On 8-Nov-07, at 4:34 PM, Chris Hostetter wrote:
>
> : First, how to determine whether the filter-embedding would be
> effective? We
> ...
> : really available. It can be estimated assuming the filter and
> query are
> : independent, but this definitely isn't always true. If the filter
>
> I was assuming we could use a simple hueristic...
> if( configOption < docSet.size()/numDocs() )
Another case that comes to mind is if the matching query is a
MatchAllDocsQuery, in which case the filter should probably be used
directly.
> : Second, embedding the filter itself. This is much more
> nettlesome within
> : SolrIndexSearcher than within one of the request handlers. One
> problem is the
>
> really? why should it be?
Sorry, that sentence was the product of thinking-while-responding,
which is always a recipe for being wrong <g>. I had a particular
query structure in mind, one that had the matching clauses embedded
in the inner "core" of the query with several layers of score
modification queries wrapped on top of this (e.g. dismax's various
boost queries; yonik's multiplicative boost queries). I was
imagining that it was necessary to embed the filter clauses in the
"core" to produce an effective implementation. By the time I
finished my response, I had read enough of the relevant Lucene scorer
code (in particular, ReqOptScorer) to realize that the benefits would
be had using an outer-layer ConjunctionQuery as well.
> anything the request handler can do to much with the Query object
> SolrIndexSearcher can do as well .. and by the time
> getDocListNC/getDocListAndSetNC are called the "pure negative"
> issues are
> alrady resolved.
>
> The only difference is that in those methods we already have a DocSet
> (instead of a Query) but it should be easy to wrap a DocSet in a
> Query to
> add to the main query.
>
> : ISTM then that the main challenge is in determining when the filter
> : intersection should be embedded. Also, the ability to control
> filter caching
> : is still difficult with this implementation, but perhaps that's less
> : important.
>
> yeah ... it seems like there are two orthoginal use cases...

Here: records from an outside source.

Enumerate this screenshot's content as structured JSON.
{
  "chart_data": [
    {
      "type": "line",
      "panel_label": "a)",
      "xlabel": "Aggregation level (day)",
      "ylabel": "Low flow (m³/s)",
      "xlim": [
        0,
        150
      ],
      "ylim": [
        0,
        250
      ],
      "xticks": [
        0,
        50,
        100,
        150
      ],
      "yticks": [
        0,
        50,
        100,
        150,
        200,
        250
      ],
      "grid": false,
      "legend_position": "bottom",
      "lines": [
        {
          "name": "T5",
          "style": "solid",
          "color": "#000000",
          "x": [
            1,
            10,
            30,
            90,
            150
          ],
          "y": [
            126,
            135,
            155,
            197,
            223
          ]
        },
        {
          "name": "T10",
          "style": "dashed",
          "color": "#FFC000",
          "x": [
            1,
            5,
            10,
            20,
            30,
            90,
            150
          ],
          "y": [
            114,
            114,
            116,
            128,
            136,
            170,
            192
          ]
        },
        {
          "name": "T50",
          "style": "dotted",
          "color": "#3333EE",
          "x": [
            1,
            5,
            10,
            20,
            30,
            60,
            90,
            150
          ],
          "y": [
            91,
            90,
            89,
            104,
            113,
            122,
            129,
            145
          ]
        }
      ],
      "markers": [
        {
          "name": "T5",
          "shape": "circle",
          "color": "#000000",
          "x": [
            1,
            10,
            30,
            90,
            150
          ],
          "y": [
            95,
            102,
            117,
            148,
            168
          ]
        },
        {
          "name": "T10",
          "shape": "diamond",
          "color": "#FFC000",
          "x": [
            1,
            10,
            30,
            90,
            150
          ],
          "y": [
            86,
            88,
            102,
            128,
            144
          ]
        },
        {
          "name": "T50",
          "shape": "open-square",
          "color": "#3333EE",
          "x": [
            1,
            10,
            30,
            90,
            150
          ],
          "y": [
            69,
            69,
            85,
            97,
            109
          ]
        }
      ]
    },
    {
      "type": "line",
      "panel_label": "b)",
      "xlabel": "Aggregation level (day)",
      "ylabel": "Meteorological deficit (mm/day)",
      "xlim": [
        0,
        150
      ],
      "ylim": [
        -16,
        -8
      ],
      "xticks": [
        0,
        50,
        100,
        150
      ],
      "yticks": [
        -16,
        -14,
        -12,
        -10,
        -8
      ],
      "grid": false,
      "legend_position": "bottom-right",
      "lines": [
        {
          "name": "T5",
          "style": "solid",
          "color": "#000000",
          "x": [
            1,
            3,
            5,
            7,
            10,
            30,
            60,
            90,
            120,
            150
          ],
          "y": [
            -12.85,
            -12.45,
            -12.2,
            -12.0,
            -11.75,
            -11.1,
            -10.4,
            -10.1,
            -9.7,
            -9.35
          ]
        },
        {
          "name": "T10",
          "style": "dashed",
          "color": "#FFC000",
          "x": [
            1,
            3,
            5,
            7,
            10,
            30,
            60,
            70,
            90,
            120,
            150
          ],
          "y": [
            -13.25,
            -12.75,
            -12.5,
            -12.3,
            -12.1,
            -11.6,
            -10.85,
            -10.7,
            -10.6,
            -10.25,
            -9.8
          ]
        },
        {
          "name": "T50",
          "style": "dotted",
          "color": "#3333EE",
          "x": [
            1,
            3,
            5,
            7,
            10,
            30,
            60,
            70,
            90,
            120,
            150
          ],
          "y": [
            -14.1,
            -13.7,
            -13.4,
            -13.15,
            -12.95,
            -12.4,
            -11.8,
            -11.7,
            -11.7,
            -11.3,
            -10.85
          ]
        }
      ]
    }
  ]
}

> 1) "here is an 'fq', i know it's not worth caching" ... in which we
> don't put it in the filterCache.
> 2) "here is an 'fq'" ... in which we get the DocSet and add it to
> the
> main query if it's small.
>
> for any given input, 1 and 2 might both apply, or just 1, or just 2
True. I'm tempted to implement a <!nocache> directive via embedding
(without advertising the fact), and work on the fq optimization
separately.
Thanks,
-Mike
|